As the Buick pulled to the curb Len Files found his tongue again. 'Who were they, kid? Who were those gonifs?'
Bobby almost grinned. It reminded him of how, at the end of almost every Lone Ranger episode, someone said Who was that masked man?
'Low men,' he told Len. 'Low men in yellow coats.'
'I wouldn't want to be your pal right now.'
'No,' Bobby said. A shudder shook through him like a gust of wind. 'Me neither. Thanks for the ride.'
'Don't mention it. Just stay the f**k clear of my felts and greens from now on. You're banned for life.'
The Buick - a boat, a Detroit cabin-cruiser, but not low - drew away. Bobby watched as it turned in a driveway across the street and then headed back up the hill past Carol's building. When it had disappeared around the corner, Bobby looked up at the stars -stacked billions, a spilled bridge of light. Stars and more stars beyond them, spinning in the black.
There is a Tower, he thought. It holds everything together. There are Beams that protect it somehow. There is a Crimson King, and Breakers working to destroy the Beams . . . not because the Breakers want to but because it wants them to. The Crimson King.
Was Ted back among the rest of the Breakers yet? Bobby wondered. Back and pulling his oar?
I'm sorry, he thought, starting up the walk to the porch. He remembered sitting there with Ted, reading to him from the newspaper. Just a couple of guys. I wanted to go with you but I couldn't. In the end I couldn't.
He stopped at the bottom of the porch steps, listening for Bowser around on Colony Street. There was nothing. Bowser had gone to sleep. It was a miracle. Smiling wanly, Bobby got moving again. His mother must have heard the creak of the second porch step -it was pretty loud - because she cried out his name and then there was the sound of her running footsteps. He was on the porch when the door flew open and she ran out, still dressed in the clothes she had been wearing when she came home from Providence. Her hair hung around her face in wild curls and tangles.

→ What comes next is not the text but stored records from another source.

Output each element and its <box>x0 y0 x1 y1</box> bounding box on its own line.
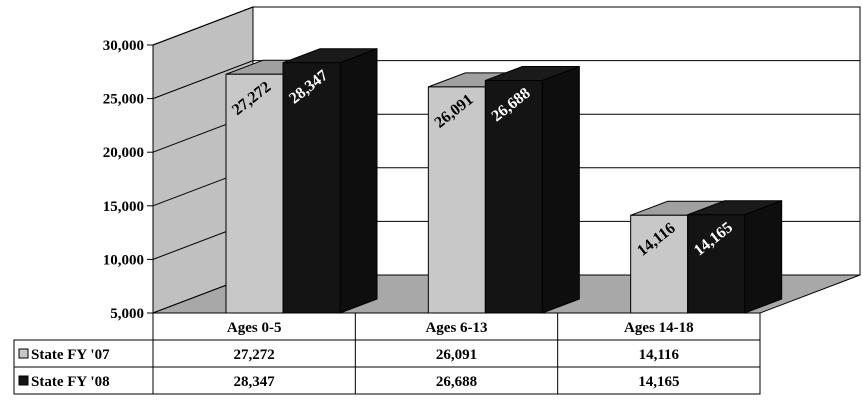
y-axis: 5,000 10,000 15,000 20,000 25,000 30,000 <box>103 38 154 322</box>
y-tick-label: 30,000 <box>103 38 144 54</box>
category-label: Ages 0-5 <box>227 320 282 336</box>
legend-entry: State FY '07 <box>31 347 110 363</box>
table-cell: 28,347 <box>234 374 276 390</box>
y-tick-label: 5,000 <box>110 306 144 322</box>
table-row <box>13 366 761 395</box>
bar-side <box>744 200 783 314</box>
data-table: Ages 0-5 Ages 6-13 Ages 14-18 State FY '07 2… <box>13 312 761 395</box>
legend-entry: State FY '08 <box>31 374 110 390</box>
gridline-side <box>152 6 254 46</box>
bar <box>484 80 543 314</box>
table-cell: 14,116 <box>639 347 680 363</box>
bar-side <box>541 65 580 314</box>
bar <box>282 62 341 314</box>
bar <box>687 214 746 314</box>
bar <box>427 86 486 314</box>
y-tick-label: 25,000 <box>103 92 144 108</box>
y-tick-label: 10,000 <box>103 252 144 268</box>
y-tick-label: 20,000 <box>103 145 144 161</box>
legend-swatch <box>18 375 29 386</box>
category-label: Ages 14-18 <box>624 320 694 336</box>
table-cell: 27,272 <box>234 347 275 363</box>
legend-swatch <box>18 348 29 359</box>
gridline-side <box>152 60 254 100</box>
category-label: Ages 6-13 <box>425 320 487 336</box>
bar-side <box>339 47 378 314</box>
table-cell: 26,091 <box>436 347 477 363</box>
y-tick-label: 15,000 <box>103 199 144 215</box>
table-cell: 14,165 <box>638 374 679 390</box>
bar <box>225 73 284 314</box>
bar <box>630 214 689 314</box>
table-cell: 26,688 <box>436 374 477 390</box>
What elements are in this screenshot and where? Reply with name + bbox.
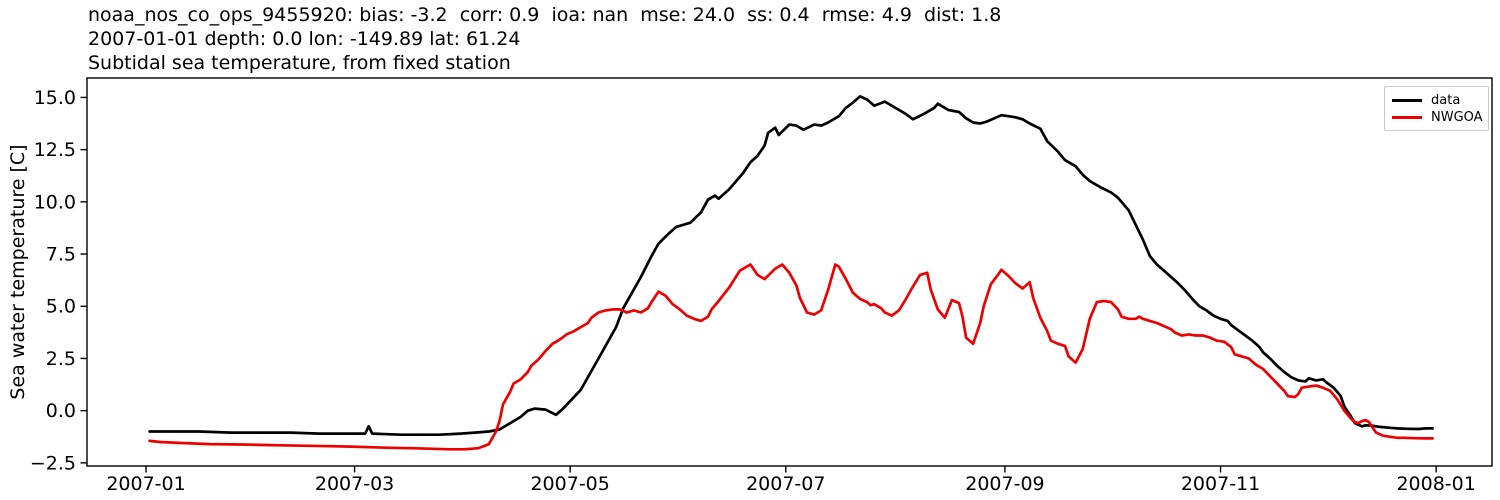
series-lines (148, 95, 1434, 451)
legend-box: data NWGOA (1384, 86, 1489, 131)
x-tick-label: 2007-01 (106, 473, 185, 495)
legend-label-nwgoa: NWGOA (1431, 110, 1483, 125)
legend-entry-nwgoa: NWGOA (1385, 109, 1488, 126)
x-tick-label: 2007-09 (965, 473, 1044, 495)
x-tick-label: 2007-03 (315, 473, 394, 495)
y-tick-label: 0.0 (46, 400, 76, 422)
series-line-nwgoa (148, 263, 1434, 451)
y-tick-label: 2.5 (46, 348, 76, 370)
y-tick-label: 10.0 (34, 191, 76, 213)
y-axis-ticks: 15.0 12.5 10.0 7.5 5.0 2.5 0.0 −2.5 (30, 87, 87, 474)
axes-spines (86, 77, 1493, 467)
title-line-stats: noaa_nos_co_ops_9455920: bias: -3.2 corr… (88, 4, 1002, 26)
legend-label-data: data (1431, 93, 1461, 108)
x-axis-ticks: 2007-01 2007-03 2007-05 2007-07 2007-09 2007-… (106, 466, 1476, 495)
title-line-description: Subtidal sea temperature, from fixed sta… (88, 52, 511, 74)
series-line-data (148, 95, 1434, 437)
data-line-swatch (1392, 99, 1422, 102)
x-tick-label: 2008-01 (1396, 473, 1475, 495)
y-tick-label: −2.5 (30, 452, 76, 474)
title-line-station-meta: 2007-01-01 depth: 0.0 lon: -149.89 lat: … (88, 28, 521, 50)
x-tick-label: 2007-07 (746, 473, 825, 495)
x-tick-label: 2007-11 (1181, 473, 1260, 495)
y-tick-label: 5.0 (46, 296, 76, 318)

'Bobby!' she cried. 'Bobby, oh Bobby! Thank God! Thank God!'
She swept him up, turning him around and around in a kind of dance, her tears wetting one side of his face.
'I wouldn't take their money,' she babbled. 'They called me back and asked for the address so they could send a check and I said never mind, it was a mistake, I was hurt and upset, I said no, Bobby, I said no, I said I didn't want their money.'
Bobby saw she was lying. Someone had pushed an envelope with her name on it under the foyer door. Not a check, three hundred dollars in cash. Three hundred dollars for the return of their best Breaker; three hundred lousy rocks. They were even bigger cheapskates than she was.
'I said I didn't want it, did you hear me?'
Carrying him into the apartment now. He weighed almost a hundred pounds and was too heavy for her but she carried him anyway. As she babbled on, Bobby realized they wouldn't have the police to contend with, at least; she hadn't called them. Mostly she had just been sitting here, plucking at her wrinkled skirt and praying incoherently that he would come home. She loved him. That beat in her mind like the wings of a bird trapped in a barn. She loved him. It didn't help much . . . but it helped a little. Even if it was a trap, it helped a little.